Let's test on another example

> In this example, we used the same vocabulary we built in the previous cell held in vectorizer but on a different text. Obviously the resulting count is different since the word 'brown' for example does not appear in this document. It is given the value 0, whereas the word 'quick' appears 3 times.



In [2]:
text = ["The quick quick quick fox jumped over a big dog"]

# encode document
vector = vectorizer.transform(text)

# summarize encoded vector
print(vector.shape)
print(vector.toarray())

(1, 8)
[[0 1 1 1 0 1 3 1]]


### Word frequencies
> This section deals with the application of the TF-IDF formula in order to describe word appearances relative to multiple documents
![TF-IDF formula](https://miro.medium.com/max/3604/1*ImQJjYGLq2GE4eX40Mh28Q.png)
source: https://medium.com/nlpgurukool/tfidf-vectorizer-5421f1528402

In [3]:
from sklearn.feature_extraction.text import TfidfVectorizer

# list of text documents
text = ["The quick brown fox jumped over the lazy dog.",
		"The dog.",
		"The fox"]
# create the transform
vectorizer = TfidfVectorizer()

# tokenize and build vocab
vectorizer.fit(text)

# summarize
print(vectorizer.vocabulary_)
print(vectorizer.idf_)

# encode document
vector = vectorizer.transform([text[0]])

# summarize encoded vector
print(vector.shape)
print(vector.toarray())

{'the': 7, 'quick': 6, 'brown': 0, 'fox': 2, 'jumped': 3, 'over': 5, 'lazy': 4, 'dog': 1}
[1.69314718 1.28768207 1.28768207 1.69314718 1.69314718 1.69314718
 1.69314718 1.        ]
(1, 8)
[[0.36388646 0.27674503 0.27674503 0.36388646 0.36388646 0.36388646
  0.36388646 0.42983441]]


> You can tell how, for example, the word 'brown' has a higher multiplier than 'the' eventhough the latter has two appearances in the first document.

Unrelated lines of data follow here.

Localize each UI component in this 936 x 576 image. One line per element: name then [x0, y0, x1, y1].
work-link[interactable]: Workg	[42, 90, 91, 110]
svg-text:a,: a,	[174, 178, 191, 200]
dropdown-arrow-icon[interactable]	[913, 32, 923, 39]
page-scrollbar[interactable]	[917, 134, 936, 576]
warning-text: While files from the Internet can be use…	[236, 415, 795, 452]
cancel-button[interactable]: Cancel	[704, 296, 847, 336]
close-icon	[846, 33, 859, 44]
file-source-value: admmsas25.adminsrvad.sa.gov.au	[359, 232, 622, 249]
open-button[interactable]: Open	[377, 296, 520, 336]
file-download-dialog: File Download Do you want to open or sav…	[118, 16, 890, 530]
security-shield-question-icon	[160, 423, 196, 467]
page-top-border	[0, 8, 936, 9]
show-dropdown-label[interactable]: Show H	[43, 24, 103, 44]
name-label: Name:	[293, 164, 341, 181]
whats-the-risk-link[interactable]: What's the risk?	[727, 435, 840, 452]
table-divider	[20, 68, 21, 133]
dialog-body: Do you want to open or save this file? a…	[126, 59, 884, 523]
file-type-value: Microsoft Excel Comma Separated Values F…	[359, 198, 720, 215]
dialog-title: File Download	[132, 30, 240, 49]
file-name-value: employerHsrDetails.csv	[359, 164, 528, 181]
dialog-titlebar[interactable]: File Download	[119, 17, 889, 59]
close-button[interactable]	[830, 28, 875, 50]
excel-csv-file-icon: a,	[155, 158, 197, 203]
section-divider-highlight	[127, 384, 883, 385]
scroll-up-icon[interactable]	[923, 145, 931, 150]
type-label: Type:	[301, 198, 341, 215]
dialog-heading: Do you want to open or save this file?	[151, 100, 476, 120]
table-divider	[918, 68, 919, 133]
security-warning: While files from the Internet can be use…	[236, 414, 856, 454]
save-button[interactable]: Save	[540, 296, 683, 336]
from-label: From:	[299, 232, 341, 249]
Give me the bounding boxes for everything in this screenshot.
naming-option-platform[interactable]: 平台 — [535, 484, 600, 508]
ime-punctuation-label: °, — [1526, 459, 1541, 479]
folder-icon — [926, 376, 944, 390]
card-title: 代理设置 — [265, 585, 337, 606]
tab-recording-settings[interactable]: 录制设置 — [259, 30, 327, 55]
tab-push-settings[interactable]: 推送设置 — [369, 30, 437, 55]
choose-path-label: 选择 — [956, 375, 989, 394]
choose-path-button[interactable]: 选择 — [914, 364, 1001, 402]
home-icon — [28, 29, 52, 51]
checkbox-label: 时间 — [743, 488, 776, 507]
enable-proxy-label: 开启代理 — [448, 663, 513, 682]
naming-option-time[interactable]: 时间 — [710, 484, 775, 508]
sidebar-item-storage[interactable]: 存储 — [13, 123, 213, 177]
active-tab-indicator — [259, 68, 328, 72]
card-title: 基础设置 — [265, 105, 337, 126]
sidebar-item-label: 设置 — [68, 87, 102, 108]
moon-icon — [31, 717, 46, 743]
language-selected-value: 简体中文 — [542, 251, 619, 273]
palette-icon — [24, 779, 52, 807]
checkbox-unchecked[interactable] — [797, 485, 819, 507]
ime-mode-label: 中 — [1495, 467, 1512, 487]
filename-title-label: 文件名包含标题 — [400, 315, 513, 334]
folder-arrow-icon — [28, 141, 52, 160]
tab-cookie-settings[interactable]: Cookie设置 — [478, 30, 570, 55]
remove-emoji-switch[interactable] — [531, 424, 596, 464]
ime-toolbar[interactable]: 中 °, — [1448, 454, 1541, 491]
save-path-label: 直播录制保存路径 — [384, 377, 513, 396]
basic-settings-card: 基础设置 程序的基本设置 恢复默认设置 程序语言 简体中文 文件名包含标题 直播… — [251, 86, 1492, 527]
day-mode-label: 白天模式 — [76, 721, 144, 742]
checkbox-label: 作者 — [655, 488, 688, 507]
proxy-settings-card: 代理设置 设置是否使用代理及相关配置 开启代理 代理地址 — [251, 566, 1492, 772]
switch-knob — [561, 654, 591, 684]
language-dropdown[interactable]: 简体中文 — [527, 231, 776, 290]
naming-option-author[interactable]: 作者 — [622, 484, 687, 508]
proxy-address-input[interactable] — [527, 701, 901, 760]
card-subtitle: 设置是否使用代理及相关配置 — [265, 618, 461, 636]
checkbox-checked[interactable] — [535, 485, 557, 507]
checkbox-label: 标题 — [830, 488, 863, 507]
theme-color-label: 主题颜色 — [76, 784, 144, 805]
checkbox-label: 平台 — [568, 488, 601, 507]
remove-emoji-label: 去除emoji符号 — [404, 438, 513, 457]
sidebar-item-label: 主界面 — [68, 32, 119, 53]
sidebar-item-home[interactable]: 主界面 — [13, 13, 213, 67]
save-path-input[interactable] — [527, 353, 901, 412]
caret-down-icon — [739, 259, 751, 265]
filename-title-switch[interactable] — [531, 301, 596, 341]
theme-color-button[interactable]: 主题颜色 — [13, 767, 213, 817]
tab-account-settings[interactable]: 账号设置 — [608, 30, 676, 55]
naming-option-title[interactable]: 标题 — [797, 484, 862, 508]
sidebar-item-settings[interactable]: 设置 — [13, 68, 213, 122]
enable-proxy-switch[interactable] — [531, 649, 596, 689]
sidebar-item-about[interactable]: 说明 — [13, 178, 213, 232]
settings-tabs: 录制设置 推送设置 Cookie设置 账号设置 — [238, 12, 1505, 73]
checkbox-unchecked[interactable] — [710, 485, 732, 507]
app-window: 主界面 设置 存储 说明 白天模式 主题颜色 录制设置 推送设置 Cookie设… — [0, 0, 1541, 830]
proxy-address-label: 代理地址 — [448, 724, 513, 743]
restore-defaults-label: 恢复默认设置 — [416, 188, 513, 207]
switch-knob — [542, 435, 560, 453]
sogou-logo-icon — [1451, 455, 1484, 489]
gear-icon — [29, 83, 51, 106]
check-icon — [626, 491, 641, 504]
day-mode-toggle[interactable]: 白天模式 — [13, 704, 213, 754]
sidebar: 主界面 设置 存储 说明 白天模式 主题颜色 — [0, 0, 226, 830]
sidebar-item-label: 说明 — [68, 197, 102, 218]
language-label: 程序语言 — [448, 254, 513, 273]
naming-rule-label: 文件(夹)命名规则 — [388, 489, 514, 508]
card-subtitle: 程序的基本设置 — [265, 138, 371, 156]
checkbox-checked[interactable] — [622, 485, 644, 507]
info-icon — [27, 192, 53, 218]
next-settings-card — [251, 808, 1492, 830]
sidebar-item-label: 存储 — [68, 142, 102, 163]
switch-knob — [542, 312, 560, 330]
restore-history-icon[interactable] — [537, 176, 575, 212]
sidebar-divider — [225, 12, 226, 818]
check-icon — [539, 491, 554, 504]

This is due to the fact 'the' appears in the other two documents which reduces its uniqueness

Let's test it on one other example

In [4]:
text = ["The quick quick quick fox jumped over a big dog"]

# encode document
vector = vectorizer.transform(text)

# summarize encoded vector
print(vector.shape)
print(vector.toarray())

(1, 8)
[[0.         0.21506078 0.21506078 0.28277908 0.         0.28277908
  0.84833724 0.16701388]]


> We find our selves with two null values because this document does not include the words 'brown' or 'lazy'. And since the word 'big' is not included in the vocab, it is discarded.